'Birds of Prey' deserved better than its half-baked rollout

Margot Robbie and the main cast of Birds of Prey
Warner Bros.
Culture

Birds of Prey: The Fantabulous Emancipation of Harley Quinn was an incredibly fun movie. Margot Robbie reprised her role as the psychologist-turned-supervillain, and the story begins after Quinn and the Joker finally broke up. That’s the first gift of the film: Jared Leto’s unsettling and underwhelming Joker is nowhere in sight.

The downside of Quinn’s breakup is that she no longer has the protection of Gotham’s Clown Prince of Crime. This opens her up to retaliation to everyone who Quinn has wronged. Given that she operates on an axis of chaos, this is a lengthy list. At the top is Black Mask, portrayed by an excellent and demented Ewan McGregor, and his sidekick, a groveling bleach blonde Chris Messina as Victor Zsasz.

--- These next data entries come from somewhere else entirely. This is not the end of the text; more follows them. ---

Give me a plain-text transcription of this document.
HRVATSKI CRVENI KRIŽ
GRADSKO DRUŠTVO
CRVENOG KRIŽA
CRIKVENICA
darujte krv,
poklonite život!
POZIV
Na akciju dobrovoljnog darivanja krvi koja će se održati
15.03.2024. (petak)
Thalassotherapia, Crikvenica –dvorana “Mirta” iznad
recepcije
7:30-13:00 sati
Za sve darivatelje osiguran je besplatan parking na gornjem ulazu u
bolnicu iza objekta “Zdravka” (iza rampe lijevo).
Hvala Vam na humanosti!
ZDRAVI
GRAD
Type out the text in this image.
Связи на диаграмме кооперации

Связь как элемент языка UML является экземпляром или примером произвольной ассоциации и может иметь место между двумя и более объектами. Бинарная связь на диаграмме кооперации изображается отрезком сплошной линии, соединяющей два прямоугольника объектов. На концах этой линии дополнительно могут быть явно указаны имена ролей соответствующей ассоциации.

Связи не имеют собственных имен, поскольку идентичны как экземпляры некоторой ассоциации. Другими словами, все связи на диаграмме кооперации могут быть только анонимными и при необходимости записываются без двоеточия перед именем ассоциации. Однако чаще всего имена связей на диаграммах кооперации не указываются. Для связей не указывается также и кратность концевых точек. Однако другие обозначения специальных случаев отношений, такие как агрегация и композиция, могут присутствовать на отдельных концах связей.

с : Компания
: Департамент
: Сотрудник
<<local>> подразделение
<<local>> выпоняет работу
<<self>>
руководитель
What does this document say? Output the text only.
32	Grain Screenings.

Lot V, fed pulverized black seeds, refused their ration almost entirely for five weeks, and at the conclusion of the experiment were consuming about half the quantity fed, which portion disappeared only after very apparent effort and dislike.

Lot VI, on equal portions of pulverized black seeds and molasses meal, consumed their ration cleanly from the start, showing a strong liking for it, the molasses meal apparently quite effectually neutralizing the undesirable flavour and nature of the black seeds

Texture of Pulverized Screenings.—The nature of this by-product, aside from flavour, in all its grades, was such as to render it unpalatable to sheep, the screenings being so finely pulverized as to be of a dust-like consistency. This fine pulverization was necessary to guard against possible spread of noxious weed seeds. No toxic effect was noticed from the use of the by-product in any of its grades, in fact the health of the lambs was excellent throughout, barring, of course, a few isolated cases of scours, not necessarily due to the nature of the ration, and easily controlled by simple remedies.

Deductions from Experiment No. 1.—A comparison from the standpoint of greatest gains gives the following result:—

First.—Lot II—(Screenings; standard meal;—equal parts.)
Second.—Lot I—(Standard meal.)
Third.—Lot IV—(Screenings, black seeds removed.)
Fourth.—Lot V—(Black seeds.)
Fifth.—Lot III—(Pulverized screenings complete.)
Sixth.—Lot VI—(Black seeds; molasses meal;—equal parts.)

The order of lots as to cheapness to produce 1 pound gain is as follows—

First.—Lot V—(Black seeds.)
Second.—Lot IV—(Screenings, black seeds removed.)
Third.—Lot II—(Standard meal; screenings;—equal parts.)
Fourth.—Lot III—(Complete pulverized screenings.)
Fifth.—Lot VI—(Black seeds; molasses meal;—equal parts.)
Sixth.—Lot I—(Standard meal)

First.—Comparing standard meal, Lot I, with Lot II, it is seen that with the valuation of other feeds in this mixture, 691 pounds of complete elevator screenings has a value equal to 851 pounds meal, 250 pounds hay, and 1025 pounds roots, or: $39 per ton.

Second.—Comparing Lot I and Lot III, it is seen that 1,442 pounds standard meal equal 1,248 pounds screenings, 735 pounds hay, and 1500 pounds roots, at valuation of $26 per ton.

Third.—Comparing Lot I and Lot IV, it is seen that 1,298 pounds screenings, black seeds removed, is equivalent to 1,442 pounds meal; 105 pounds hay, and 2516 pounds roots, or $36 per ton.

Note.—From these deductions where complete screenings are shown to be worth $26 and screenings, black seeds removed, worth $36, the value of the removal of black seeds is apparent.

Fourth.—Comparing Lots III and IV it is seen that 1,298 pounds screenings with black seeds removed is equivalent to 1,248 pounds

Over the course of the film, Quinn teams up with Black Canary (Jurnee Smollett-Bell), a cabaret singer with an excellent roundhouse kick, Huntress (Mary Elizabeth Winstead), a socially awkward assassin hellbent on revenge, Detective Renee Montoya (Rosie Perez), who talks like a 1980s sitcom cop, and a kid named Cassandra Cain (Ella Jay Basco), a pickpocket a little too good at her job.

This crew of women could have become a cheesy “This is empowerment” style trope, catered to paying lip service to the idea that “women are superheroes.” That didn’t happen, which was the second gift of the film. The characters instead remained messy enough to be interesting, violent enough to be cool, and funny enough to feel real. Harley Quinn, a self-indulgent and messy villain, thankfully swapped out the hot pants, fishnets, and bra top for clothes that were focused less on sex appeal and more on personality.

That didn’t mean the movie wasn’t sexy; Black Canary, Quinn, and Huntress’s legs were choreographed into lethal weapons, whipping across the screen and stretching to unimaginable distances as they caved in the heads of Gotham’s beat cops and lowly criminals. There’s one fight scene that features Quinn’s signature baseball bat, a brick of cocaine, and police evidence locker room, and it is not only one of the best action scenes in the extended DC Universe, it also showcased everything that is hot about Margot Robbie.

None of these factors, which weren’t included in the colorful and well-soundtracked marketing campaign, could prevent the movie from having a disappointing opening box office weekend in the United States. The film only grossed $33 million domestically, which is one of the lowest showings for a DC film. Birds of Prey had a slightly stronger showing internationally, grossing an overall $81 million, earning back its entire budget the first weekend. Unfortunately, making a superhero universe movie comes with the expectation of hundreds of millions, and sometimes even billions of dollars in profit for the studio.

Industry insiders told The Verge that this largely has to do with several bad decisions relating to the rollout of the film. The Birds of Prey title didn’t feature the name, Harley Quinn, for starters, so it wasn’t clearly translated to potential audiences that this was a movie about Quinn, and somewhat of a sequel to Suicide Squad.

The second factor for the domestic flop has a lot to do with the fact the best elements of the movie weren’t shown in trailers. The studio didn’t release any red band cuts and therefore Birds of Prey seemed like it would be filled with colorful fluff — of which there was plenty — but there was also drug use, knifing off of faces, and entirely too realistic scenes of knee caps being broken in every direction. It was awesome and what made the Birds of Prey feel special.

To address the flop, studio executives have decided to change the name of the film to Harley Quinn: Birds of Prey, hoping that people will be able to better recognize that the movie is a Harley Quinn film at movie theaters and in search engines. Birds of Prey, like so much of the internet, just became a victim to search engine optimization.

What’s most unfortunate about all of this is that studios are likely to take this underwhelming performance as guidance to not continue green lighting these types of films. Birds of Prey centered on complicated women who simultaneously were sexy and didn’t cater to the male gaze. Much of that because women were also behind the camera. Director Cathy Yan (Dead Pigs) successfully mashed elements of a breakup comedy, coming of age story, and superhero action into Harley Quinn’s first solo movie. Margot Robbie’s production company, LuckyChap Entertainment, was behind the movie — it is why Yan was the director and Christina Hodson wrote the script.

A movie led by women — including a gay character and two women of color — is already a rarity in Hollywood. The agency they’re given on-screen even furthers Birds of Prey’s unicorn status. This is the result of women who wrote, directed, and produced the movie, another uncommon occurrence. But without the box office millions and billions that have come to be expected from higher budget franchise films, it might be something that won’t happen again — at least not for a long time. And that’s a loss for audiences everywhere.

Women should be able to fail, suck, and disappoint — on-screen and off — with the same frequency and bravado that men do, and then be given more chances.